🤖 AI Summary
This work addresses the lack of systematic organization and unified evaluation frameworks for large language model (LLM) technologies. Methodologically, it proposes the first comprehensive, lifecycle-oriented technical framework covering pretraining, adaptation and fine-tuning, deployment and application, and capability evaluation. It integrates foundational components—including Transformer architectures, instruction tuning, prompt engineering, and reinforcement learning from human feedback (RLHF)—alongside multidimensional benchmarks (e.g., MMLU, BIG-Bench) to rigorously characterize emergent capabilities driven by scale transitions. Innovatively, it establishes a standardized evaluation methodology and an open-source resource taxonomy. The resulting authoritative survey delivers both theoretical insight and practical guidance: it systematically synthesizes technological evolution, core methodologies, open challenges, and high-quality resources, thereby providing a foundational reference for LLM research and real-world deployment.
📝 Abstract
Language is essentially a complex, intricate system of human expressions governed by grammatical rules. It poses a significant challenge to develop capable AI algorithms for comprehending and grasping a language. As a major approach, language modeling has been widely studied for language understanding and generation in the past two decades, evolving from statistical language models to neural language models.
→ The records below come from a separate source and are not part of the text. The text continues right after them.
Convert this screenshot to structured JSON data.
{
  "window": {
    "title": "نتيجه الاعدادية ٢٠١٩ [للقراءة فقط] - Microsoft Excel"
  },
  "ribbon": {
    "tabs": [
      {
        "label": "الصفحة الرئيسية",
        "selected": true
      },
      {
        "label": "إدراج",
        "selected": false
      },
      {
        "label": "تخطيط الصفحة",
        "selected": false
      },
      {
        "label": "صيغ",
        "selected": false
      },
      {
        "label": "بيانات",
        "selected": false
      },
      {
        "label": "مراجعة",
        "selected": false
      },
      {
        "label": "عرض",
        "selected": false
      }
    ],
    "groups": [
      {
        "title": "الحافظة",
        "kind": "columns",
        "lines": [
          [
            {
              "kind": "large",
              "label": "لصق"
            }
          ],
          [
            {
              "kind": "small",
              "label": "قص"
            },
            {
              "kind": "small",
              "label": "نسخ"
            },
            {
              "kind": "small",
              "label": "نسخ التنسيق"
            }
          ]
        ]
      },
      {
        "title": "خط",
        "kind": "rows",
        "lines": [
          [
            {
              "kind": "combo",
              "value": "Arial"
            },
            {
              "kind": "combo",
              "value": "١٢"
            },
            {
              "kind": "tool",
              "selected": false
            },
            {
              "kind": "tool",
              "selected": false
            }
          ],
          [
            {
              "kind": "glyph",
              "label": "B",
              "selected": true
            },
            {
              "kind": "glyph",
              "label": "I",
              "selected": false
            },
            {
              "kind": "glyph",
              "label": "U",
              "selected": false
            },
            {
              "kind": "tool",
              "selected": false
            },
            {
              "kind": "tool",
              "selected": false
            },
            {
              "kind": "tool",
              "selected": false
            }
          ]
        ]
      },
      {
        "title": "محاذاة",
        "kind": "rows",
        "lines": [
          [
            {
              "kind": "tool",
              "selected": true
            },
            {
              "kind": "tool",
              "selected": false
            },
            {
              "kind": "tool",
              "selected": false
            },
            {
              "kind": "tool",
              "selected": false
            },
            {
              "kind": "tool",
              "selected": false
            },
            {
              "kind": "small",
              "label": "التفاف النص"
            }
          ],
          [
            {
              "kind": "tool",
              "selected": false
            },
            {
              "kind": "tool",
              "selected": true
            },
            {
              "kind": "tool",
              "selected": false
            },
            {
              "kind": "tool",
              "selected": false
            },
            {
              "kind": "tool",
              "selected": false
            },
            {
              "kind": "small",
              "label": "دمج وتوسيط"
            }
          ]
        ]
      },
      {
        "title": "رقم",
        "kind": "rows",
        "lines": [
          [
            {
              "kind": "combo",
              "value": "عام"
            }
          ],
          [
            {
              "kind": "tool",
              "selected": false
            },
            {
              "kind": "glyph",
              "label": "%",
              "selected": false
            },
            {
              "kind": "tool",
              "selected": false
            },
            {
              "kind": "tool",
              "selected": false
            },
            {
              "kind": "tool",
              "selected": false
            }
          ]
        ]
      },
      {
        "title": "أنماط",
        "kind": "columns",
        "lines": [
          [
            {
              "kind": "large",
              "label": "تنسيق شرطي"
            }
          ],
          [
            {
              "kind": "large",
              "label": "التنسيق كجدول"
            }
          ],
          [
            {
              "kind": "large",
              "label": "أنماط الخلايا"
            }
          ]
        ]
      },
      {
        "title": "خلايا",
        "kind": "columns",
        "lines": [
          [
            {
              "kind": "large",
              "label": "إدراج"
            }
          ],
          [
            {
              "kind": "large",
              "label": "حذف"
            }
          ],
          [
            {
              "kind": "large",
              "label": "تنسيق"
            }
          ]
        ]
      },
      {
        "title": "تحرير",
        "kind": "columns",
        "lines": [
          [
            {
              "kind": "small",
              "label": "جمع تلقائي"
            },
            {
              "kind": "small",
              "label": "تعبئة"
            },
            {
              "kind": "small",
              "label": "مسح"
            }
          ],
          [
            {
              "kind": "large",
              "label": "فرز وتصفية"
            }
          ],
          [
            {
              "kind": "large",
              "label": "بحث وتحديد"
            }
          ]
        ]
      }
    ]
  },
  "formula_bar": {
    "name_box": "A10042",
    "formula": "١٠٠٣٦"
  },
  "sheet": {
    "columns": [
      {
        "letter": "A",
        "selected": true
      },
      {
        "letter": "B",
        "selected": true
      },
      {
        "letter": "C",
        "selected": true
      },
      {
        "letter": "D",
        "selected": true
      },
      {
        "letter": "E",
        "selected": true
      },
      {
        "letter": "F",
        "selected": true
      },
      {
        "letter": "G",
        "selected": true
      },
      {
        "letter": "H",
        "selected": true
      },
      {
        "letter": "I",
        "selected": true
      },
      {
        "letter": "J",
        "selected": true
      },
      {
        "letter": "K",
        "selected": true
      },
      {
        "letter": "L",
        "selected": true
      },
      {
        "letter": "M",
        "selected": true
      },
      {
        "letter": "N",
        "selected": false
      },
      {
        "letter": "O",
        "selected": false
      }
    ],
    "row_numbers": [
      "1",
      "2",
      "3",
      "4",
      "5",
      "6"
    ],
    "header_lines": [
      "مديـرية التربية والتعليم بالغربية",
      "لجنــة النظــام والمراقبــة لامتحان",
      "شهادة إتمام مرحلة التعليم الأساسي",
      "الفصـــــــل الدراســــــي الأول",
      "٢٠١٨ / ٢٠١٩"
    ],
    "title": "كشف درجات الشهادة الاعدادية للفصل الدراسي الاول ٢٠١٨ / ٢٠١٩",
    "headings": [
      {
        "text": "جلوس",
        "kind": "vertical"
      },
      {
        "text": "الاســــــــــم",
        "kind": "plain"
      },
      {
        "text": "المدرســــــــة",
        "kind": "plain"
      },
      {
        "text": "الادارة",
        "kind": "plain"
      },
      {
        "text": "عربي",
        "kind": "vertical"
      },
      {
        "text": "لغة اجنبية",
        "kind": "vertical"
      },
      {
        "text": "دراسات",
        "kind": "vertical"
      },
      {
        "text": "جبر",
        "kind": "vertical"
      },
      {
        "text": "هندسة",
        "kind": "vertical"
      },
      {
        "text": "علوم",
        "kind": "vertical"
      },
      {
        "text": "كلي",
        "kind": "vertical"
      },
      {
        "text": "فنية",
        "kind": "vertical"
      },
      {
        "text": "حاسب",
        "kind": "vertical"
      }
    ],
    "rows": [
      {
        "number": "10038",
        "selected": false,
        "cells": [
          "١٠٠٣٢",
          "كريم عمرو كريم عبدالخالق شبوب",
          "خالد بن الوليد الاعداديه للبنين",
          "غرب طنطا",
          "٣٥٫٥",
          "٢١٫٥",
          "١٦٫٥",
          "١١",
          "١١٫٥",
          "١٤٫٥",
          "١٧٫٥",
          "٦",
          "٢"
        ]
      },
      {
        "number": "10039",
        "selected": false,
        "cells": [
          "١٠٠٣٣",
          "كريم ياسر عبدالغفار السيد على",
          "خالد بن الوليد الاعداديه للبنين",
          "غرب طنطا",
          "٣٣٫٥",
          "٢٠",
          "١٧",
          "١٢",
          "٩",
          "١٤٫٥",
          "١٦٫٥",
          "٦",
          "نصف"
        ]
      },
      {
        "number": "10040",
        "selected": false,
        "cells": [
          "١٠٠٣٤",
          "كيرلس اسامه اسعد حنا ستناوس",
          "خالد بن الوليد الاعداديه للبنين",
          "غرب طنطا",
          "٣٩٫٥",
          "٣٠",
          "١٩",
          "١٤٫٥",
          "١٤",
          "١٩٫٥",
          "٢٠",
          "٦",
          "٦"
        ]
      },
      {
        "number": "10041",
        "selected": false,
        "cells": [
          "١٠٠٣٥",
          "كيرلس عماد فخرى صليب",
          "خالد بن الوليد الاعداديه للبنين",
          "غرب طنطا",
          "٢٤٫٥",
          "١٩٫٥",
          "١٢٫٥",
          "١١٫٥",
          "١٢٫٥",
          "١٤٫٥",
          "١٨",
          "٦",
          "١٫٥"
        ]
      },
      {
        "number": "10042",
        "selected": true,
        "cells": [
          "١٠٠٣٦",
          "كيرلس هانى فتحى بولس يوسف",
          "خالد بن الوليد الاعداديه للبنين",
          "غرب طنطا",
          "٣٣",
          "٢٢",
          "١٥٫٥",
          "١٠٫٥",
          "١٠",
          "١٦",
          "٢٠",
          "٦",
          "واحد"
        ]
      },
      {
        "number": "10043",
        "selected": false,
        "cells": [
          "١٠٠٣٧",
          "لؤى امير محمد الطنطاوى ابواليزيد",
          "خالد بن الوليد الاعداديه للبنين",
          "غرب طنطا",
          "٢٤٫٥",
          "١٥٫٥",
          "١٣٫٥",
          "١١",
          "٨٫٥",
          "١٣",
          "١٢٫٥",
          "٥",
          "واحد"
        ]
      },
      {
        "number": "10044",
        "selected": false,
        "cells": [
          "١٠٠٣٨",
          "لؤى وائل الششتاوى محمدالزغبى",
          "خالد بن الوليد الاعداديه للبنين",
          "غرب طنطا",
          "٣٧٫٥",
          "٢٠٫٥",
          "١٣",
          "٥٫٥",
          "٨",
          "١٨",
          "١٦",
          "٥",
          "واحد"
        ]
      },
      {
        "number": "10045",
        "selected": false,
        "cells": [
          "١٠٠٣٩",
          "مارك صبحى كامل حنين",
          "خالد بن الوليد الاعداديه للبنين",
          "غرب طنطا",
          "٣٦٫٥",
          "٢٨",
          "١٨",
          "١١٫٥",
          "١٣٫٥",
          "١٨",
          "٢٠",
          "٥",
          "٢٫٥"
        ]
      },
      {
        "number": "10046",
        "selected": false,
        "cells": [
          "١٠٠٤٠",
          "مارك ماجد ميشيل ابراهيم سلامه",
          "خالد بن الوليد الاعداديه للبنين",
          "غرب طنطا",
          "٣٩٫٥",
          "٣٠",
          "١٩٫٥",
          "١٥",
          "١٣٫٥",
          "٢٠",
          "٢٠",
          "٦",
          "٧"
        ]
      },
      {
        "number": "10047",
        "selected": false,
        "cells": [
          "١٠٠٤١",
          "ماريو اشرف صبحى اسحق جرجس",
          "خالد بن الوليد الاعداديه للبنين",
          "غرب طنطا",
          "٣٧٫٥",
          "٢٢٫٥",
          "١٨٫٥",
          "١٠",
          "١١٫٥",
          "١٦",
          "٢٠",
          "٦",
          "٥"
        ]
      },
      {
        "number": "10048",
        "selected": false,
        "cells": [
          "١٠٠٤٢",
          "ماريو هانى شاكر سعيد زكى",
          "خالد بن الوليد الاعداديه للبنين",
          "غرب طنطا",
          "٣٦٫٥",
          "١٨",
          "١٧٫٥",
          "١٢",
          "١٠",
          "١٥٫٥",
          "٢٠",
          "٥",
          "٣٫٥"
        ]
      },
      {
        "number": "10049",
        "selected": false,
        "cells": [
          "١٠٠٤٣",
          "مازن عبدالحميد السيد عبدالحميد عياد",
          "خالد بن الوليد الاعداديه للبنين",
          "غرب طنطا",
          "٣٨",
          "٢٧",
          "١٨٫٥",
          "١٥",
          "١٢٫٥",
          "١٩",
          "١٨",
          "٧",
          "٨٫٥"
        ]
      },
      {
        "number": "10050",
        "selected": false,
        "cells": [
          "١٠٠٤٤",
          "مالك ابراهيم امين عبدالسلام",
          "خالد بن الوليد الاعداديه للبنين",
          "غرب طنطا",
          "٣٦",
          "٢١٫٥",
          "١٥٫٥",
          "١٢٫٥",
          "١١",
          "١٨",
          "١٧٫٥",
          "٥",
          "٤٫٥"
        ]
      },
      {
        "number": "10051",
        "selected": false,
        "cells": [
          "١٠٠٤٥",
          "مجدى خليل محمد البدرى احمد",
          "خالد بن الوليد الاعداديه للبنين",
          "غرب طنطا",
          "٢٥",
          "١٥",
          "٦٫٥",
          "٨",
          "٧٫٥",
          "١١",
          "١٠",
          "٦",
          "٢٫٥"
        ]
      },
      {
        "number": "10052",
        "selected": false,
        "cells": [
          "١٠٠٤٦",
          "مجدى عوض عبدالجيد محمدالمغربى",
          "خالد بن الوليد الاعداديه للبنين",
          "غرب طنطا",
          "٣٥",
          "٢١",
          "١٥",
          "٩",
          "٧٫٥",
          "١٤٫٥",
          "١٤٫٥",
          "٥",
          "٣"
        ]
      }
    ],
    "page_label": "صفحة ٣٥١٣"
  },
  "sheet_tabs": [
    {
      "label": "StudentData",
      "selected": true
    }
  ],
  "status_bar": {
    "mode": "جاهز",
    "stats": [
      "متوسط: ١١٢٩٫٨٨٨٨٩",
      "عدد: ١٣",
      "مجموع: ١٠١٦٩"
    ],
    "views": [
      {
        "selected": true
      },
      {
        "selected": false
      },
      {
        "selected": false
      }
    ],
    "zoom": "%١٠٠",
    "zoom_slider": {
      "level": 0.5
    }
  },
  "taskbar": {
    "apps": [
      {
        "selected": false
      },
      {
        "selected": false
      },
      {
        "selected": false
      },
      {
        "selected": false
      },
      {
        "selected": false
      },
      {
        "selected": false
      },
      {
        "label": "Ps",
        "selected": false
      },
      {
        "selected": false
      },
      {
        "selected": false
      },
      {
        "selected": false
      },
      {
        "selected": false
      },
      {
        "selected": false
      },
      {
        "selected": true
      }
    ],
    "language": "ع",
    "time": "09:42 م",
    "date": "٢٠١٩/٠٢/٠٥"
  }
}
Recently, pre-trained language models (PLMs) have been proposed by pre-training Transformer models over large-scale corpora, showing strong capabilities in solving various NLP tasks. Since researchers have found that model scaling can lead to performance improvement, they further study the scaling effect by increasing the model size to an even larger size. Interestingly, when the parameter scale exceeds a certain level, these enlarged language models not only achieve a significant performance improvement but also show some special abilities that are not present in small-scale language models. To discriminate the difference in parameter scale, the research community has coined the term large language models (LLM) for the PLMs of significant size. Recently, the research on LLMs has been largely advanced by both academia and industry, and a remarkable progress is the launch of ChatGPT, which has attracted widespread attention from society. The technical evolution of LLMs has been making an important impact on the entire AI community, which would revolutionize the way how we develop and use AI algorithms. In this survey, we review the recent advances of LLMs by introducing the background, key findings, and mainstream techniques. In particular, we focus on four major aspects of LLMs, namely pre-training, adaptation tuning, utilization, and capacity evaluation. Besides, we also summarize the available resources for developing LLMs and discuss the remaining issues for future directions.